Suddenly there was a scream from the floor beneath us. We scrabbled down from the roof and descended to the atrium in time to see a slave fishing out a black-and-white object, like a pouch or a small bag, that had just dropped through the aperture in the roof and fallen into the impluvium. It was the mangled body of Myia, the family dog. The two boys crouched in the corner of the atrium, hands over their ears, crying. Heavy stones battered against the wooden door. And now Terentia turned on Cicero with a bitterness I had never before witnessed: ‘Stubborn man! Stubborn, foolish man! Will you do something at last to protect your family? Or must I crawl out yet again on my hands and knees and plead with this scum not to hurt us?’
Cicero swayed backwards in the face of her fury. Just then there was a fresh bout of childish sobbing and he looked across to where Tullia was comforting her brother and cousin. That seemed to settle the issue. He said to Quintus, ‘Do you think you can smuggle a slave out through a window at the back?’
‘I’m sure we can.’
‘In fact best send two, in case one doesn’t get through. They should go to Milo’s barracks on the Field of Mars and tell the gladiators we need help immediately.’
The messengers were dispatched, and in the meantime Cicero went over to the boys and distracted them by putting his hands around their shoulders and telling them stories of the bravery of the heroes of the republic. After what seemed a long interval, during which the assault on the door increased in fury, we heard a fresh wave of roars from the street, followed by screaming. The gladiators controlled by Milo and Pompey had arrived, and in this way Cicero saved himself and his family, for I do believe that Clodius’s men, finding they were unopposed, were fully intending to break into the house and massacre us all. As it was, after only a short battle in the street, the besiegers, who were not nearly so well armed or trained, fled for their lives.

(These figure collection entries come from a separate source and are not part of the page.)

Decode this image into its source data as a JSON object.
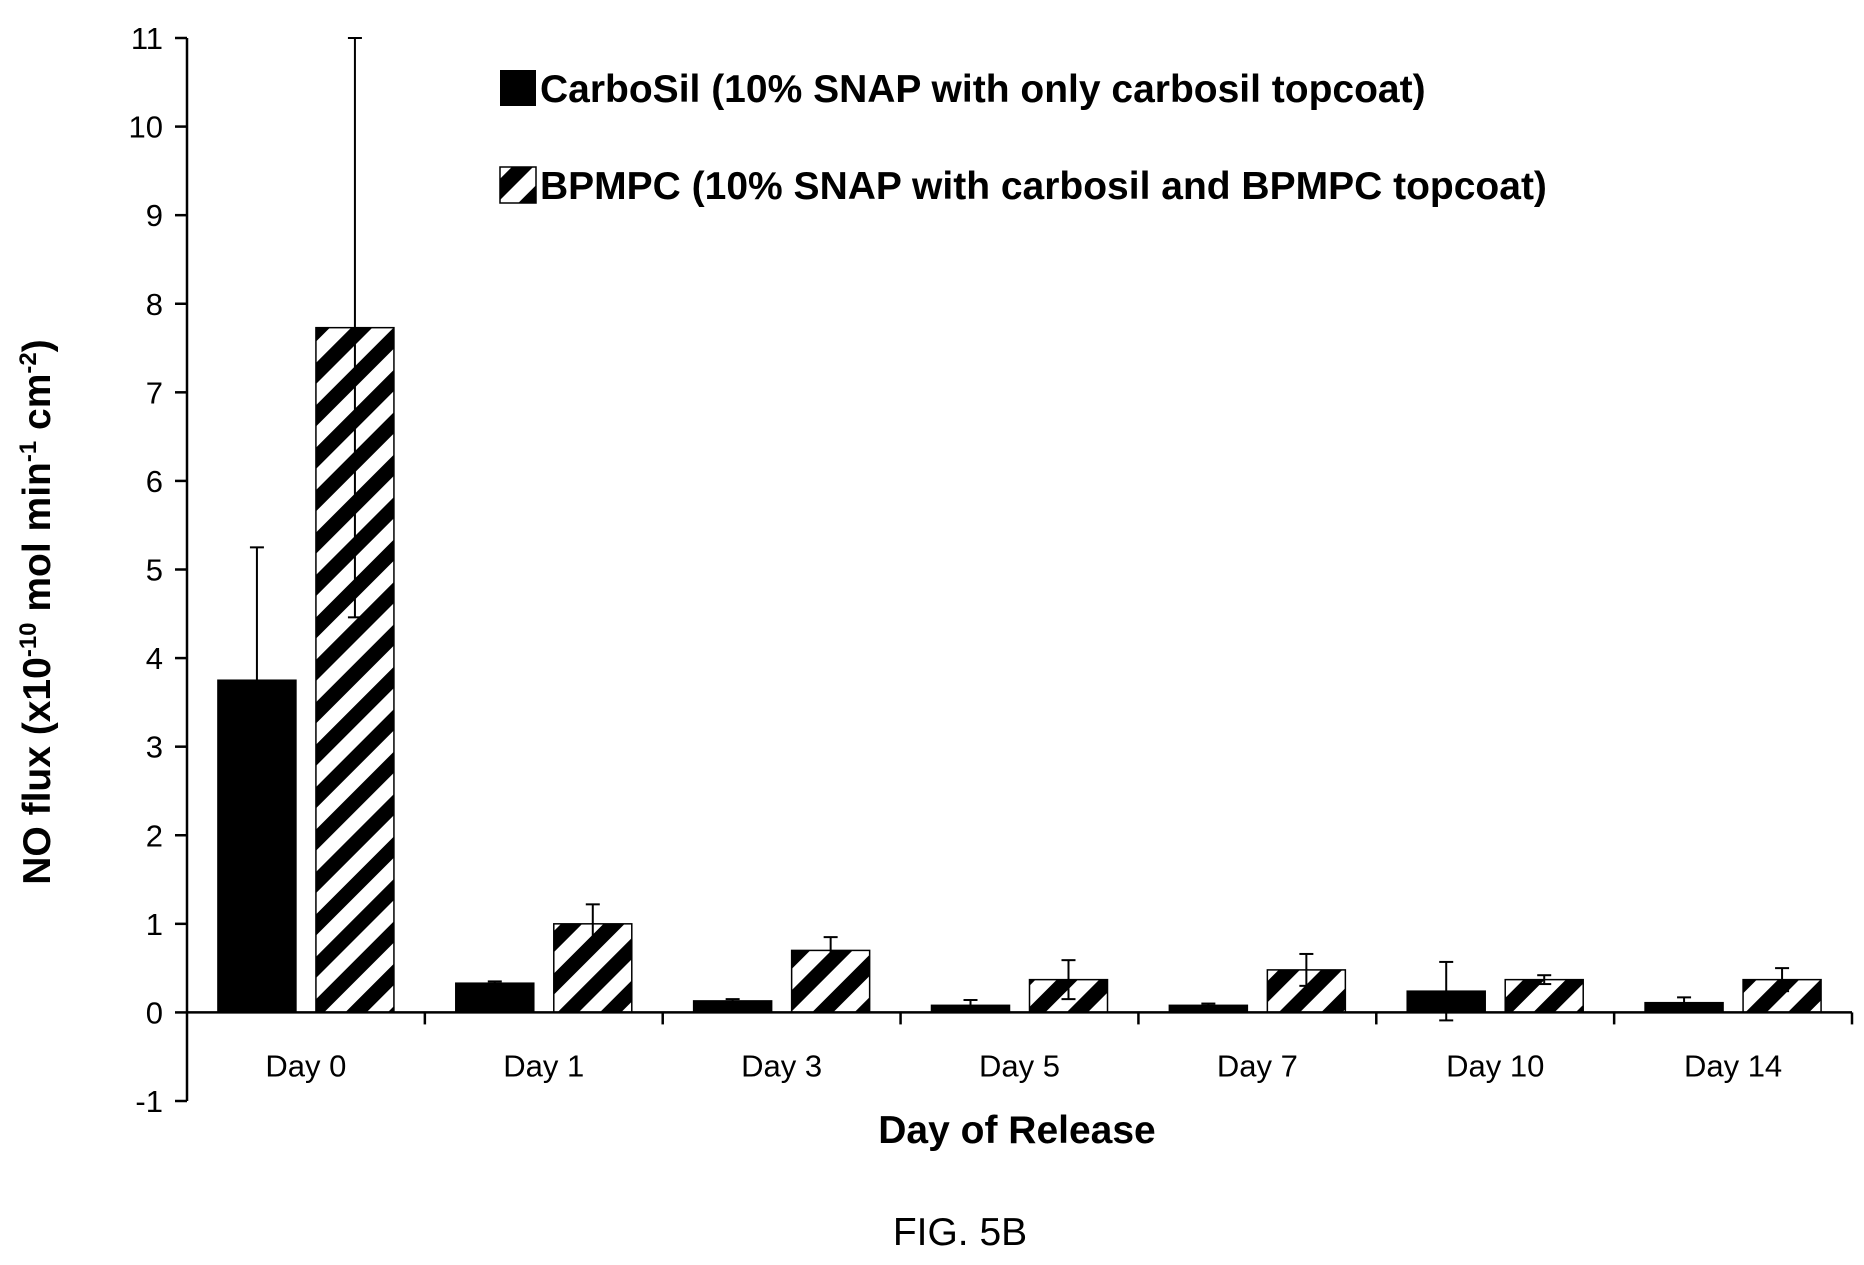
{
  "chart_data": {
    "type": "bar",
    "caption": "FIG. 5B",
    "xlabel": "Day of Release",
    "ylabel_main": "NO flux (x10",
    "ylabel_exp1": "-10",
    "ylabel_mid": " mol min",
    "ylabel_exp2": "-1",
    "ylabel_cm": " cm",
    "ylabel_exp3": "-2",
    "ylabel_close": ")",
    "ylim": [
      -1,
      11
    ],
    "yticks": [
      -1,
      0,
      1,
      2,
      3,
      4,
      5,
      6,
      7,
      8,
      9,
      10,
      11
    ],
    "grid": false,
    "legend_position": "top",
    "categories": [
      "Day 0",
      "Day 1",
      "Day 3",
      "Day 5",
      "Day 7",
      "Day 10",
      "Day 14"
    ],
    "series": [
      {
        "name": "CarboSil (10% SNAP with only carbosil topcoat)",
        "fill": "solid",
        "color": "#000000",
        "values": [
          3.75,
          0.33,
          0.13,
          0.08,
          0.08,
          0.24,
          0.11
        ],
        "error": [
          1.5,
          0.02,
          0.02,
          0.06,
          0.02,
          0.33,
          0.06
        ]
      },
      {
        "name": "BPMPC (10% SNAP with carbosil and BPMPC topcoat)",
        "fill": "diagonal-stripes",
        "color": "#000000",
        "values": [
          7.73,
          1.0,
          0.7,
          0.37,
          0.48,
          0.37,
          0.37
        ],
        "error": [
          3.27,
          0.22,
          0.15,
          0.22,
          0.18,
          0.05,
          0.13
        ]
      }
    ]
  }
}
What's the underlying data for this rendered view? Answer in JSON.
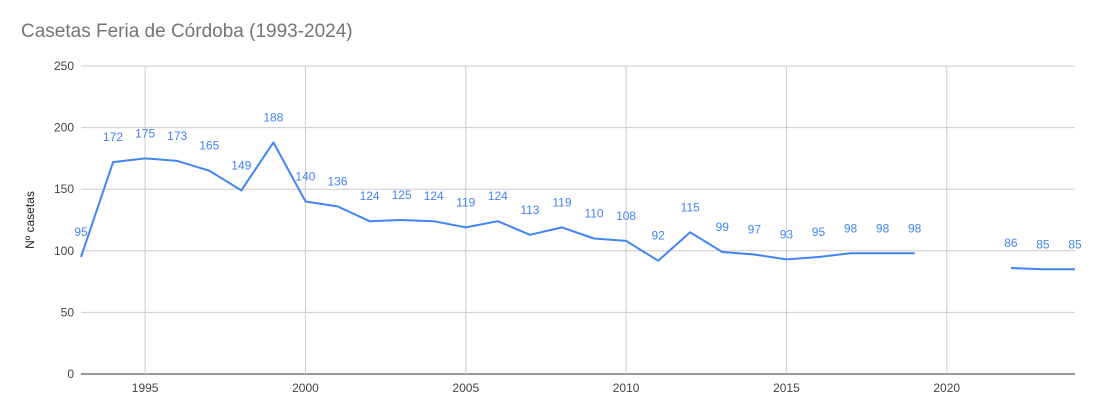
{
  "chart_data": {
    "type": "line",
    "title": "Casetas Feria de Córdoba (1993-2024)",
    "xlabel": "",
    "ylabel": "Nº casetas",
    "xlim": [
      1993,
      2024
    ],
    "ylim": [
      0,
      250
    ],
    "x_ticks": [
      1995,
      2000,
      2005,
      2010,
      2015,
      2020
    ],
    "y_ticks": [
      0,
      50,
      100,
      150,
      200,
      250
    ],
    "grid": true,
    "line_color": "#4285f4",
    "points": [
      {
        "x": 1993,
        "y": 95
      },
      {
        "x": 1994,
        "y": 172
      },
      {
        "x": 1995,
        "y": 175
      },
      {
        "x": 1996,
        "y": 173
      },
      {
        "x": 1997,
        "y": 165
      },
      {
        "x": 1998,
        "y": 149
      },
      {
        "x": 1999,
        "y": 188
      },
      {
        "x": 2000,
        "y": 140
      },
      {
        "x": 2001,
        "y": 136
      },
      {
        "x": 2002,
        "y": 124
      },
      {
        "x": 2003,
        "y": 125
      },
      {
        "x": 2004,
        "y": 124
      },
      {
        "x": 2005,
        "y": 119
      },
      {
        "x": 2006,
        "y": 124
      },
      {
        "x": 2007,
        "y": 113
      },
      {
        "x": 2008,
        "y": 119
      },
      {
        "x": 2009,
        "y": 110
      },
      {
        "x": 2010,
        "y": 108
      },
      {
        "x": 2011,
        "y": 92
      },
      {
        "x": 2012,
        "y": 115
      },
      {
        "x": 2013,
        "y": 99
      },
      {
        "x": 2014,
        "y": 97
      },
      {
        "x": 2015,
        "y": 93
      },
      {
        "x": 2016,
        "y": 95
      },
      {
        "x": 2017,
        "y": 98
      },
      {
        "x": 2018,
        "y": 98
      },
      {
        "x": 2019,
        "y": 98
      },
      {
        "x": 2020,
        "y": null
      },
      {
        "x": 2021,
        "y": null
      },
      {
        "x": 2022,
        "y": 86
      },
      {
        "x": 2023,
        "y": 85
      },
      {
        "x": 2024,
        "y": 85
      }
    ]
  }
}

Once we were sure the street was clear, Cicero, Quintus and I went up on to the roof again and watched as the fighting spilled down into the Forum. Columns of gladiators ran in from either side and started laying about them with the flats of their swords. The mob scattered but did not break entirely. A barricade built of trestle tables, benches and shutters from the nearby stores was thrown up between the Temple of Castor and the Grove of Vesta. This line held, and at one point I saw saw the blond-headed figure of Clodius himself directing the fighting, wearing a cuirass over his toga and brandishing a long iron spike. I know it was him because he had his wife, Fulvia, beside him – a woman as fierce and cruel and fond of violence as any man. Here and there fires were lit, and the smoke drifting in the summer heat added to the confusion of the melee. I counted seven bodies, although whether they were dead or merely injured I could not tell.
After a while, Cicero could not bear to watch any longer. Leaving the roof, he said quietly, ‘It is the end of the republic.’

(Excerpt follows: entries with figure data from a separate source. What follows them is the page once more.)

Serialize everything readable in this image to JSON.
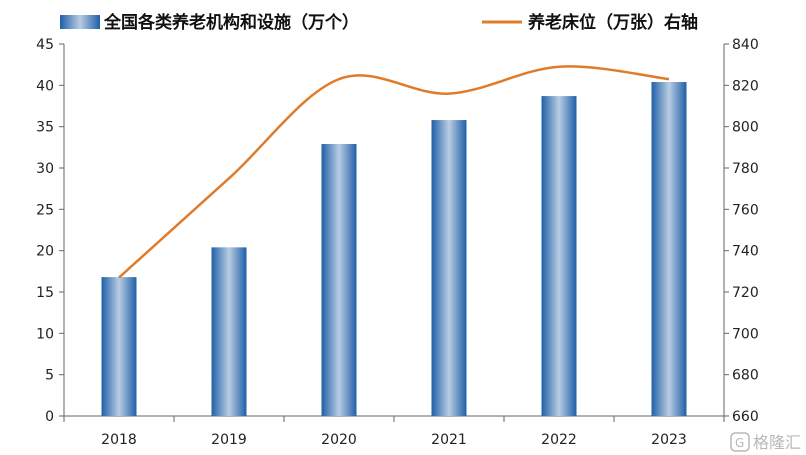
{
  "chart_data": {
    "type": "bar+line",
    "categories": [
      "2018",
      "2019",
      "2020",
      "2021",
      "2022",
      "2023"
    ],
    "series": [
      {
        "name": "全国各类养老机构和设施（万个）",
        "type": "bar",
        "axis": "left",
        "color": "#2e6fb5",
        "values": [
          16.8,
          20.4,
          32.9,
          35.8,
          38.7,
          40.4
        ]
      },
      {
        "name": "养老床位（万张）右轴",
        "type": "line",
        "axis": "right",
        "color": "#e07b2a",
        "values": [
          727,
          775,
          823,
          816,
          829,
          823
        ]
      }
    ],
    "y_left": {
      "min": 0,
      "max": 45,
      "step": 5,
      "ticks": [
        "0",
        "5",
        "10",
        "15",
        "20",
        "25",
        "30",
        "35",
        "40",
        "45"
      ]
    },
    "y_right": {
      "min": 660,
      "max": 840,
      "step": 20,
      "ticks": [
        "660",
        "680",
        "700",
        "720",
        "740",
        "760",
        "780",
        "800",
        "820",
        "840"
      ]
    },
    "grid": false,
    "legend_position": "top"
  },
  "watermark": {
    "text": "格隆汇",
    "icon": "g-logo-icon"
  }
}
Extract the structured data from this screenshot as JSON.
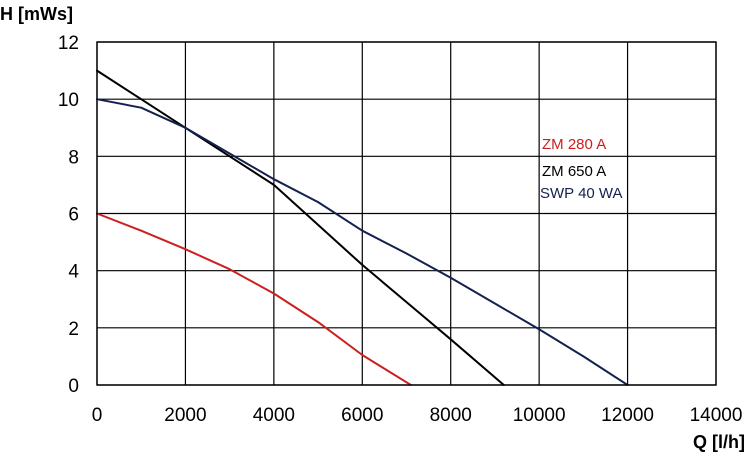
{
  "chart_data": {
    "type": "line",
    "xlabel": "Q [l/h]",
    "ylabel": "H [mWs]",
    "xlim": [
      0,
      14000
    ],
    "ylim": [
      0,
      12
    ],
    "x_ticks": [
      0,
      2000,
      4000,
      6000,
      8000,
      10000,
      12000,
      14000
    ],
    "y_ticks": [
      0,
      2,
      4,
      6,
      8,
      10,
      12
    ],
    "grid": true,
    "legend_position": "right",
    "series": [
      {
        "name": "ZM 280 A",
        "color": "#cc1f1f",
        "points": [
          [
            0,
            6.0
          ],
          [
            1000,
            5.4
          ],
          [
            2000,
            4.75
          ],
          [
            3000,
            4.05
          ],
          [
            4000,
            3.2
          ],
          [
            5000,
            2.2
          ],
          [
            6000,
            1.05
          ],
          [
            7100,
            0.0
          ]
        ]
      },
      {
        "name": "ZM 650 A",
        "color": "#000000",
        "points": [
          [
            0,
            11.0
          ],
          [
            1000,
            10.0
          ],
          [
            2000,
            9.0
          ],
          [
            3000,
            8.0
          ],
          [
            4000,
            7.0
          ],
          [
            5000,
            5.6
          ],
          [
            6000,
            4.2
          ],
          [
            7000,
            2.9
          ],
          [
            8000,
            1.6
          ],
          [
            9200,
            0.0
          ]
        ]
      },
      {
        "name": "SWP 40 WA",
        "color": "#14214f",
        "points": [
          [
            0,
            10.0
          ],
          [
            1000,
            9.7
          ],
          [
            2000,
            9.0
          ],
          [
            3000,
            8.1
          ],
          [
            4000,
            7.2
          ],
          [
            5000,
            6.4
          ],
          [
            6000,
            5.4
          ],
          [
            7000,
            4.6
          ],
          [
            8000,
            3.75
          ],
          [
            9000,
            2.85
          ],
          [
            10000,
            1.95
          ],
          [
            11000,
            1.0
          ],
          [
            12000,
            0.0
          ]
        ]
      }
    ]
  }
}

We stayed in the house all day as the skirmishing continued in the Forum, and what is most striking to me now is that throughout all this time, less than a mile away, the Roman Games continued uninterrupted, as if nothing unusual were happening. Violence had become a normal part of politics. By nightfall it was peaceful again, although Cicero prudently decided not to venture out of doors until the following morning, when he walked together with Quintus and an escort of Milo’s gladiators to the Senate house. The Forum now was full of citizens who were supporters of Pompey. They called out to Cicero to make sure they had bread again by sending for Pompey to solve the crisis. Cicero, who carried with him the draft of the bill to make Pompey commissioner of grain, made no response.

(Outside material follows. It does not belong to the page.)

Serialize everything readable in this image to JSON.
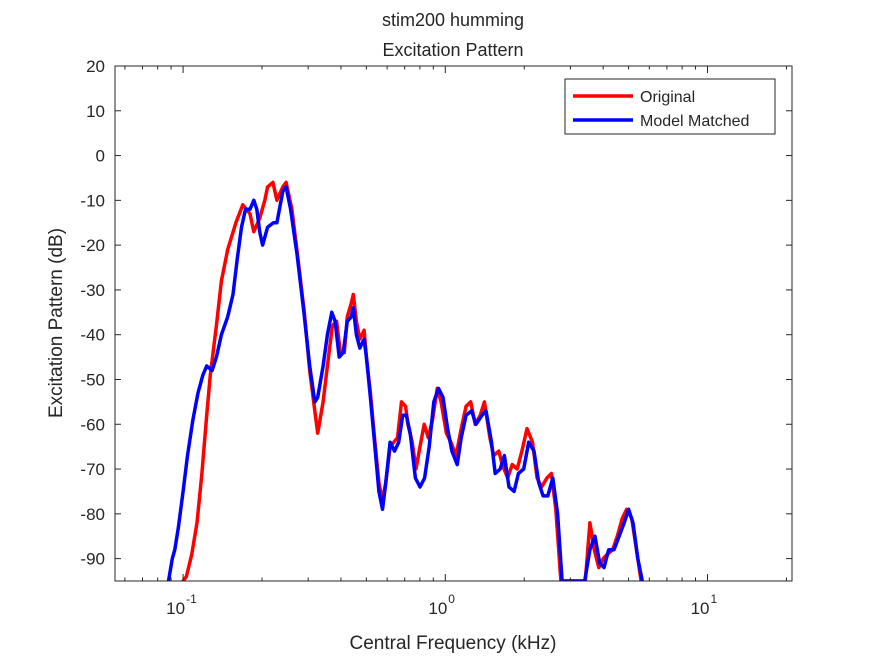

It was another ill-attended house. Because of the unrest, more than half the senators had stayed away. The only former consuls on the front bench apart from Cicero were Afranius and M. Valerius Messalla. The presiding consul, Metellus Nepos, had been hit by a stone while crossing the Forum the previous day and was wearing a bandage. He brought up the grain riots as the first item on the order paper, and several of the magistrates actually suggested that Cicero himself should take control of the city’s supply, at which Cicero made a modest gesture and shook his head.
Nepos said reluctantly, ‘Marcus Cicero, do you wish to speak?’